In Capitol Records v. Thomas, after first consenting orally to defendant's request for an extension of 2 weeks in which to file her expert witness's report, plaintiffs' counsel Timothy Reynolds then reneged on his promise, refused to enter into a stipulation, and forced defendant to make a motion asking for the time period to be extended from 7 days to 21 days.
Interestingly, although the motion for extension included a declaration -- which is a document made under penalty of perjury -- of defendant's counsel Brian Toder, Mr. Reynolds's 'refutation' provided no such document. I.e., he partially denied that he had made the agreement, claiming he had agreed only conditionally, subject to his clients' approval, but his denial was not under penalty of perjury.
In another development, the plaintiffs asked for -- and defendant did not object to -- an adjournment of the trial date from May 11th to June 15th.
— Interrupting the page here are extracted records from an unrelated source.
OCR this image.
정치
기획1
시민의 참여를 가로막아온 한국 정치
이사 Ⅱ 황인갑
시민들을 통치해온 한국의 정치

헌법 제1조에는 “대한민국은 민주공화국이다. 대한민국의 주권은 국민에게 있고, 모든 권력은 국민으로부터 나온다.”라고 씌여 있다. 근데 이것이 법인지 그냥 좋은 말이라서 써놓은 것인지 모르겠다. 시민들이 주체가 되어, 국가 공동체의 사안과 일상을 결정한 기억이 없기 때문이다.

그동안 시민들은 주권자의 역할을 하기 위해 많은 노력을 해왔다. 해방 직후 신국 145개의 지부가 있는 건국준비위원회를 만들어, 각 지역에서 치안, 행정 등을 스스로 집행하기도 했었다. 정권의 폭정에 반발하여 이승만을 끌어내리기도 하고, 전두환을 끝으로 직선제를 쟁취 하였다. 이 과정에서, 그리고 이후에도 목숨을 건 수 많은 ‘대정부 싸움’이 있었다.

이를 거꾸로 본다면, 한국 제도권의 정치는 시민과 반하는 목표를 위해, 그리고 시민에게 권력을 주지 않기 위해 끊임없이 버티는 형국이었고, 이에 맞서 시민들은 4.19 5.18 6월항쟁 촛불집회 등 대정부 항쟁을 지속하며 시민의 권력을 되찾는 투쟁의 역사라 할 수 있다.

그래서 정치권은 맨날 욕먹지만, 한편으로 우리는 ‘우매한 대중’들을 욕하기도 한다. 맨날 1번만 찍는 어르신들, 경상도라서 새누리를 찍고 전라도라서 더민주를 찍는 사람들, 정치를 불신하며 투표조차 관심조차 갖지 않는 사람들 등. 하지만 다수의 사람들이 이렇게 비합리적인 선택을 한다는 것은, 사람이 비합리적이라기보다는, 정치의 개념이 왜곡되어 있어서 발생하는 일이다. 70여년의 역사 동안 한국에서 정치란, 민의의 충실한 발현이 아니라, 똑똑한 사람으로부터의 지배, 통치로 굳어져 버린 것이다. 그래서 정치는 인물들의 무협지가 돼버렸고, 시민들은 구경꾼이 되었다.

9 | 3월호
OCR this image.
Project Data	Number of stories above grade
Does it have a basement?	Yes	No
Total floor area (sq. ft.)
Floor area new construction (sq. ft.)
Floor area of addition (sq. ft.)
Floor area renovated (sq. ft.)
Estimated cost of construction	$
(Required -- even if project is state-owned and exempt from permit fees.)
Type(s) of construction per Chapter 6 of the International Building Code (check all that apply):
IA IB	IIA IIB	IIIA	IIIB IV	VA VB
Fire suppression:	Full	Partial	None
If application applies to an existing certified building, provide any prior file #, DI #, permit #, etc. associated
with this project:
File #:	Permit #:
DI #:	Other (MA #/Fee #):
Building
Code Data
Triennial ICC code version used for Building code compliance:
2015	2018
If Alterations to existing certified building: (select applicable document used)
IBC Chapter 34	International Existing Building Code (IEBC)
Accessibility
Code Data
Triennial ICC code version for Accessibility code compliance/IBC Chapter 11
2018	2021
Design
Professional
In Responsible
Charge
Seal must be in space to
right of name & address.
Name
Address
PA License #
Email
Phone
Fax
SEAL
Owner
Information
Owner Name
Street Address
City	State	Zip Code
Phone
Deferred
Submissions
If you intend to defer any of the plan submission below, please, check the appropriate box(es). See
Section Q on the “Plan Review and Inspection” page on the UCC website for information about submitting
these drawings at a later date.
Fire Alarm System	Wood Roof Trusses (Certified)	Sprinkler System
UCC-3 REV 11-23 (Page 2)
The adjournment was granted, without objection from defendant, so the trial is now scheduled to begin June 15, 2009, at 9:00 A.M.
Plaintiffs' motion to adjourn trial
Order granting plaintiffs' motion for adjournment of trial from May 11 to June 15
Defendant's motion to enlarge time from 7 days to 21 days for filing of expert's report
Plaintiffs' opposition to defendant's motion to enlarge time from 7 days to 21 days for filing of expert's report
[Ed. note. While it is most uncommon in ordinary legal circles (a) to object to a request of that nature, and (b) to renege on an oral agreement, it is typical behavior for Holme Roberts & Owen lawyers, in my experience. Were I Judge Davis, I would go ballistic over this professional misconduct, especially in view of the prior transgressions of that firm in this case. Judge Davis, however, appears to have an extremely long fuse. -R.B.]